Saturday, 23 February 2008


Originally this post was intended to be a guide to the parents of daughters about to go through the physical and emotional changes of puberty. Basically, this is still the aim. But in the course of writing its scope has widened, as clearly the years of puberty cannot be singled out for examination as if the remaining years of adolescence are completely separate and independent. Puberty is the first stage of adolescence, and possibly the most vital.

It is one of the failings of society that we are generally fairly ignorant about how our bodies work. Such ignorance can be positively dangerous where the mental and physical health and well being of a growing girl are concerned. I have yet to find an 11 or 12 year old girl, no matter how fully instructed on her sexual development she may be, who does not seek reassurance that what is happening to her is perfectly normal.

The beginning of breast enlargement, together with the darkening of the nipples are the earliest signs of puberty in girls. Pubic hair is another clear sign. Some girls are embarrassed by their developing figures, other greet the process with great delight. Hair will begin to appear on the legs and under the arms. Now is the time for you to discuss with your daughter the values of involved in removing the hair from legs and under arms. Once you have done this, point out to her the various ways of hair removal and the use of deodorant preparations.
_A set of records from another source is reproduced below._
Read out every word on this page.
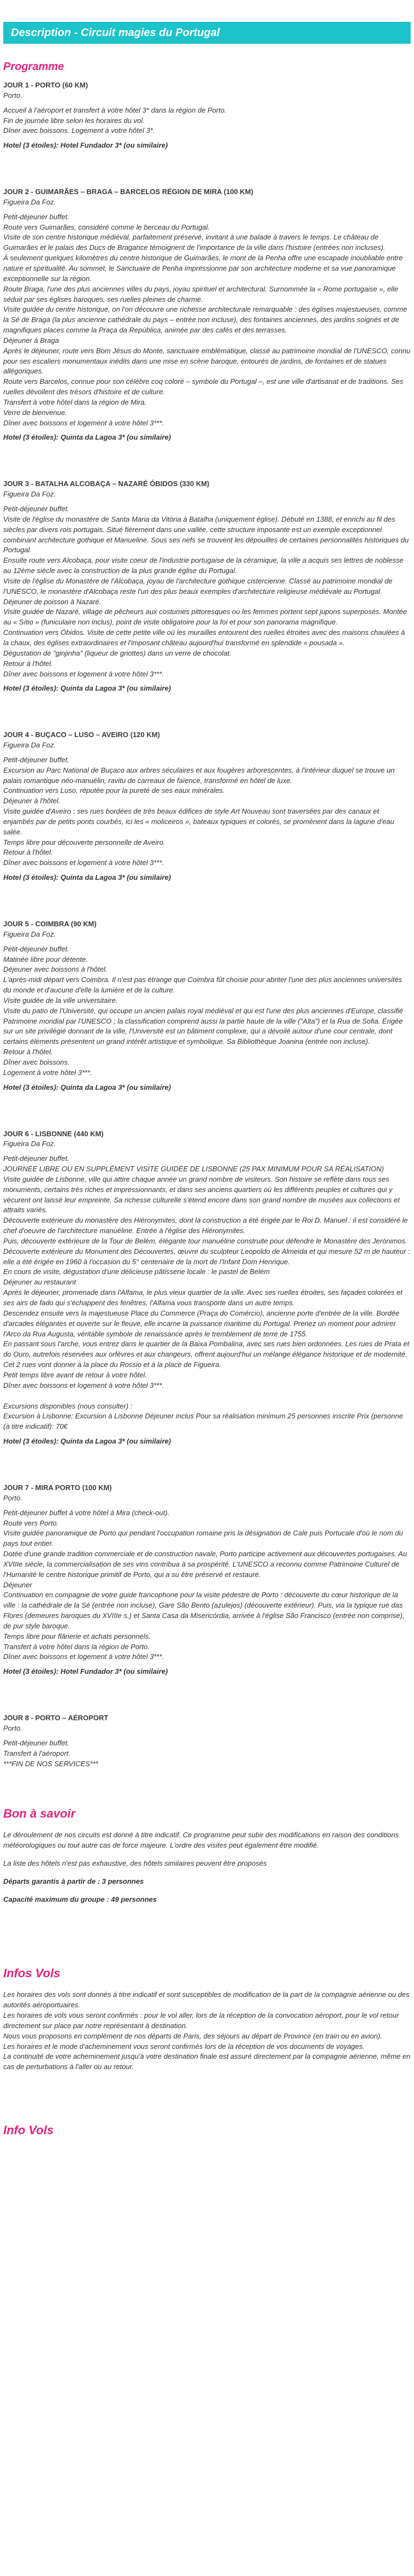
Description - Circuit magies du Portugal
Programme
JOUR 1 - PORTO (60 KM)
Porto.
Accueil à l'aéroport et transfert à votre hôtel 3* dans la région de Porto.
Fin de journée libre selon les horaires du vol.
Dîner avec boissons. Logement à votre hôtel 3*.
Hotel (3 étoiles): Hotel Fundador 3* (ou similaire)
JOUR 2 - GUIMARÃES – BRAGA – BARCELOS RÉGION DE MIRA (100 KM)
Figueira Da Foz.
Petit-déjeuner buffet.
Route vers Guimarães, considéré comme le berceau du Portugal.
Visite de son centre historique médiéval, parfaitement préservé, invitant à une balade à travers le temps. Le château de Guimarães et le palais des Ducs de Bragance témoignent de l'importance de la ville dans l'histoire (entrées non incluses).
À seulement quelques kilomètres du centre historique de Guimarães, le mont de la Penha offre une escapade inoubliable entre nature et spiritualité. Au sommet, le Sanctuaire de Penha impressionne par son architecture moderne et sa vue panoramique exceptionnelle sur la région.
Route Braga, l'une des plus anciennes villes du pays, joyau spirituel et architectural. Surnommée la « Rome portugaise », elle séduit par ses églises baroques, ses ruelles pleines de charme.
Visite guidée du centre historique, on l'on découvre une richesse architecturale remarquable : des églises majestueuses, comme la Sé de Braga (la plus ancienne cathédrale du pays – entrée non incluse), des fontaines anciennes, des jardins soignés et de magnifiques places comme la Praça da República, animée par des cafés et des terrasses.
Déjeuner à Braga
Après le déjeuner, route vers Bom Jésus do Monte, sanctuaire emblématique, classé au patrimoine mondial de l'UNESCO, connu pour ses escaliers monumentaux inédits dans une mise en scène baroque, entourés de jardins, de fontaines et de statues allégoriques.
Route vers Barcelos, connue pour son célèbre coq coloré – symbole du Portugal –, est une ville d'artisanat et de traditions. Ses ruelles dévoilent des trésors d'histoire et de culture.
Transfert à votre hôtel dans la région de Mira.
Verre de bienvenue.
Dîner avec boissons et logement à votre hôtel 3***.
Hotel (3 étoiles): Quinta da Lagoa 3* (ou similaire)
JOUR 3 - BATALHA ALCOBAÇA – NAZARÉ ÓBIDOS (330 KM)
Figueira Da Foz.
Petit-déjeuner buffet.
Visite de l'église du monastère de Santa Maria da Vitória à Batalha (uniquement église). Débuté en 1388, et enrichi au fil des siècles par divers rois portugais. Situé fièrement dans une vallée, cette structure imposante est un exemple exceptionnel combinant architecture gothique et Manueline. Sous ses nefs se trouvent les dépouilles de certaines personnalités historiques du Portugal.
Ensuite route vers Alcobaça, pour visite coeur de l'industrie portugaise de la céramique, la ville a acquis ses lettres de noblesse au 12ème siècle avec la construction de la plus grande église du Portugal.
Visite de l'église du Monastère de l'Alcobaça, joyau de l'architecture gothique cistercienne. Classé au patrimoine mondial de l'UNESCO, le monastère d'Alcobaça reste l'un des plus beaux exemples d'architecture religieuse médiévale au Portugal.
Déjeuner de poisson à Nazaré.
Visite guidée de Nazaré, village de pêcheurs aux costumes pittoresques où les femmes portent sept jupons superposés. Montée au « Sítio » (funiculaire non inclus), point de visite obligatoire pour la foi et pour son panorama magnifique.
Continuation vers Óbidos. Visite de cette petite ville où les murailles entourent des ruelles étroites avec des maisons chaulées à la chaux, des églises extraordinaires et l'imposant château aujourd'hui transformé en splendide « pousada ».
Dégustation de "ginjinha" (liqueur de griottes) dans un verre de chocolat.
Retour à l'hôtel.
Dîner avec boissons et logement à votre hôtel 3***.
Hotel (3 étoiles): Quinta da Lagoa 3* (ou similaire)
JOUR 4 - BUÇACO – LUSO – AVEIRO (120 KM)
Figueira Da Foz.
Petit-déjeuner buffet.
Excursion au Parc National de Buçaco aux arbres séculaires et aux fougères arborescentes, à l'intérieur duquel se trouve un palais romantique néo-manuélin, ravitu de carreaux de faïence, transformé en hôtel de luxe.
Continuation vers Luso, réputée pour la pureté de ses eaux minérales.
Déjeuner à l'hôtel.
Visite guidée d'Aveiro : ses rues bordées de très beaux édifices de style Art Nouveau sont traversées par des canaux et enjambés par de petits ponts courbés, ici les « moliceiros », bateaux typiques et colorés, se promènent dans la lagune d'eau salée.
Temps libre pour découverte personnelle de Aveiro.
Retour à l'hôtel.
Dîner avec boissons et logement à votre hôtel 3***.
Hotel (3 étoiles): Quinta da Lagoa 3* (ou similaire)
JOUR 5 - COIMBRA (90 KM)
Figueira Da Foz.
Petit-déjeuner buffet.
Matinée libre pour détente.
Déjeuner avec boissons à l'hôtel.
L'après-midi départ vers Coimbra. Il n'est pas étrange que Coimbra fût choisie pour abriter l'une des plus anciennes universités du monde et d'aucune d'elle la lumière et de la culture.
Visite guidée de la ville universitaire.
Visite du patio de l'Université, qui occupe un ancien palais royal médiéval et qui est l'une des plus anciennes d'Europe, classifié Patrimoine mondial par l'UNESCO ; la classification comprend aussi la partie haute de la ville ("Alta") et la Rua de Sofia. Érigée sur un site privilégié donnant de la ville, l'Université est un bâtiment complexe, qui a dévoilé autour d'une cour centrale, dont certains éléments présentent un grand intérêt artistique et symbolique. Sa Bibliothèque Joanina (entrée non incluse).
Retour à l'hôtel.
Dîner avec boissons.
Logement à votre hôtel 3***.
Hotel (3 étoiles): Quinta da Lagoa 3* (ou similaire)
JOUR 6 - LISBONNE (440 KM)
Figueira Da Foz.
Petit-déjeuner buffet.
JOURNÉE LIBRE OU EN SUPPLÉMENT VISITE GUIDÉE DE LISBONNE (25 PAX MINIMUM POUR SA RÉALISATION)
Visite guidée de Lisbonne, ville qui attire chaque année un grand nombre de visiteurs. Son histoire se reflète dans tous ses monuments, certains très riches et impressionnants, et dans ses anciens quartiers où les différents peuples et cultures qui y vécurent ont laissé leur empreinte. Sa richesse culturelle s'étend encore dans son grand nombre de musées aux collections et attraits variés.
Découverte extérieure du monastère des Hiéronymites, dont la construction a été érigée par le Roi D. Manuel : il est considéré le chef d'oeuvre de l'architecture manuéline. Entrée à l'église des Hiéronymites.
Puis, découverte extérieure de la Tour de Belém, élégante tour manuéline construite pour défendre le Monastère des Jerónimos.
Découverte extérieure du Monument des Découvertes, œuvre du sculpteur Leopoldo de Almeida et qui mesure 52 m de hauteur : elle a été érigée en 1960 à l'occasion du 5° centenaire de la mort de l'Infant Dom Henrique.
En cours de visite, dégustation d'une délicieuse pâtisserie locale : le pastel de Belém
Déjeuner au restaurant
Après le déjeuner, promenade dans l'Alfama, le plus vieux quartier de la ville. Avec ses ruelles étroites, ses façades colorées et ses airs de fado qui s'échappent des fenêtres, l'Alfama vous transporte dans un autre temps.
Descendez ensuite vers la majestueuse Place du Commerce (Praça do Comércio), ancienne porte d'entrée de la ville. Bordée d'arcades élégantes et ouverte sur le fleuve, elle incarne la puissance maritime du Portugal. Prenez un moment pour admirer l'Arco da Rua Augusta, véritable symbole de renaissance après le tremblement de terre de 1755.
En passant sous l'arche, vous entrez dans le quartier de la Baixa Pombalina, avec ses rues bien ordonnées. Les rues de Prata et do Ouro, autrefois réservées aux orfèvres et aux changeurs, offrent aujourd'hui un mélange élégance historique et de modernité. Cet 2 rues vont donner à la place du Rossio et à la place de Figueira.
Petit temps libre avant de retour à votre hôtel.
Dîner avec boissons et logement à votre hôtel 3***.
Excursions disponibles (nous consulter) :
Excursion à Lisbonne: Excursion à Lisbonne Déjeuner inclus Pour sa réalisation minimum 25 personnes inscrite Prix (personne (à titre indicatif): 70€
Hotel (3 étoiles): Quinta da Lagoa 3* (ou similaire)
JOUR 7 - MIRA PORTO (100 KM)
Porto.
Petit-déjeuner buffet à votre hôtel à Mira (check-out).
Route vers Porto.
Visite guidée panoramique de Porto qui pendant l'occupation romaine pris la désignation de Cale puis Portucale d'où le nom du pays tout entier.
Dotée d'une grande tradition commerciale et de construction navale, Porto participe activement aux découvertes portugaises. Au XVIIIe siècle, la commercialisation de ses vins contribua à sa prospérité. L'UNESCO a reconnu comme Patrimoine Culturel de l'Humanité le centre historique primitif de Porto, qui a su être préservé et restauré.
Déjeuner
Continuation en compagnie de votre guide francophone pour la visite pédestre de Porto : découverte du cœur historique de la ville : la cathédrale de la Sé (entrée non incluse), Gare São Bento (azulejos) (découverte extérieur). Puis, via la typique rue das Flores (demeures baroques du XVIIIe s.) et Santa Casa da Misericórdia, arrivée à l'église São Francisco (entrée non comprise), de pur style baroque.
Temps libre pour flânerie et achats personnels.
Transfert à votre hôtel dans la région de Porto.
Dîner avec boissons et logement à votre hôtel 3***.
Hotel (3 étoiles): Hotel Fundador 3* (ou similaire)
JOUR 8 - PORTO – AÉROPORT
Porto.
Petit-déjeuner buffet.
Transfert à l'aéroport.
***FIN DE NOS SERVICES***
Bon à savoir
Le déroulement de nos circuits est donné à titre indicatif. Ce programme peut subir des modifications en raison des conditions météorologiques ou tout autre cas de force majeure. L'ordre des visites peut également être modifié.
La liste des hôtels n'est pas exhaustive, des hôtels similaires peuvent être proposés
Départs garantis à partir de : 3 personnes
Capacité maximum du groupe : 49 personnes
Infos Vols
Les horaires des vols sont donnés à titre indicatif et sont susceptibles de modification de la part de la compagnie aérienne ou des autorités aéroportuaires.
Les horaires de vols vous seront confirmés : pour le vol aller, lors de la réception de la convocation aéroport, pour le vol retour directement sur place par notre représentant à destination.
Nous vous proposons en complément de nos départs de Paris, des séjours au départ de Province (en train ou en avion).
Les horaires et le mode d'acheminement vous seront confirmés lors de la réception de vos documents de voyages.
La continuité de votre acheminement jusqu'à votre destination finale est assuré directement par la compagnie aérienne, même en cas de perturbations à l'aller ou au retour.
Info Vols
Although the first days of her period may not be an ideal time for a girl to go horseback riding or to undertake any strenuous sport, if she normally takes part in these activities then she should continue to do so.
Water is in no way harmful during menstruation. Your daughter can swim, wash her hair, bathe and shower as normal. In fact it is advisable that she learns early to take good care of herself when she is menstruating. Be careful not to suggest that menstruation is either dirty or disgusting.
Discuss with your daughter the use of tampons and sanitary pads, then leave the final choice to her. Making such decisions will let her feel she has some control over her body.

The hands of time cannot be turned back. Try as you might, you cannot bring up your daughter in the way your parents might have done. Families live vastly different lifestyles from those lived twenty years ago; sexist roles within marriage have changed; children's roles within a family have changed; the opportunities offered by the world to your daughter have changed from those that were offered to you.
You simply cannot afford to let your own standards and view stagnate. This does not mean that you have to lower your principals. But you have to learn to adapt them.
One of the most exasperating aspects of parenting a teenager is that by the time you have adjusted to what is 'in', it is 'out'. But you'll be greatly assisted if you remember that the trendy things - the jargon, the fashion gimmicks, the pop groups, and so on - are all very superficial. One of the reasons that they are important to your teenager is because they differ from the conventional, and are therefore something you probably do not approve of!

Probably one of the most disturbing aspects of puberty is what seems to be a sudden desire for independent thought in their daughter. She begins to question and often disagree and argue. But what parents regard as cheating and dishonesty may not appear to be as such to her. This attitude can drive some parents into near panic. They cannot work out where they have gone wrong, nor why their daughter no longer seems to have any respect for authority or any sense of personal responsibility. Rather than panicking, I would suggest an honest appraisal of your values and those of your daughter.
This is the era of the clever deal, the canning tax dodge and the bending of the truth. You only have to tune into the electronic media or read a newspaper to be aware of this. When youngsters grow up in such an environment, it follows that they are less ashamed of cheating and prouder of 'getting away with it'. The shame today lies in getting caught, not the act of dishonesty itself.

Teenagers are expensive, but they are not some luxury you can decide to forego. If you get down to the facts and figures, you will probably find your teenage daughter eats more than anyone else in the household [unless you also have teenage sons]; uses more electricity and hot water than anyone else; and runs up a major percentage of the phone bill.
It is my opinion that it is preferable for a teenager to be given a set amount of money to handle each week than to be handed $5 or so upon request. It is no good to hand over the money you think is adequate - both parents and daughters need to be able to sit down and discuss what the money is meant to cover and how much these items cost. By the time she is a teenager it is a good idea to allow her to manage the money necessary for snacks, books, records, hobby and sporting costs, and entertainment

To the adolescent and sub-adolescent, cliques can be just as time-and-emotion-consuming as crushed on an individual - particularly to the insecure girl. But until a teenager learns the social skils which enable her to feel comfortable with people who are different from hrself, the cliques is an obvious haven.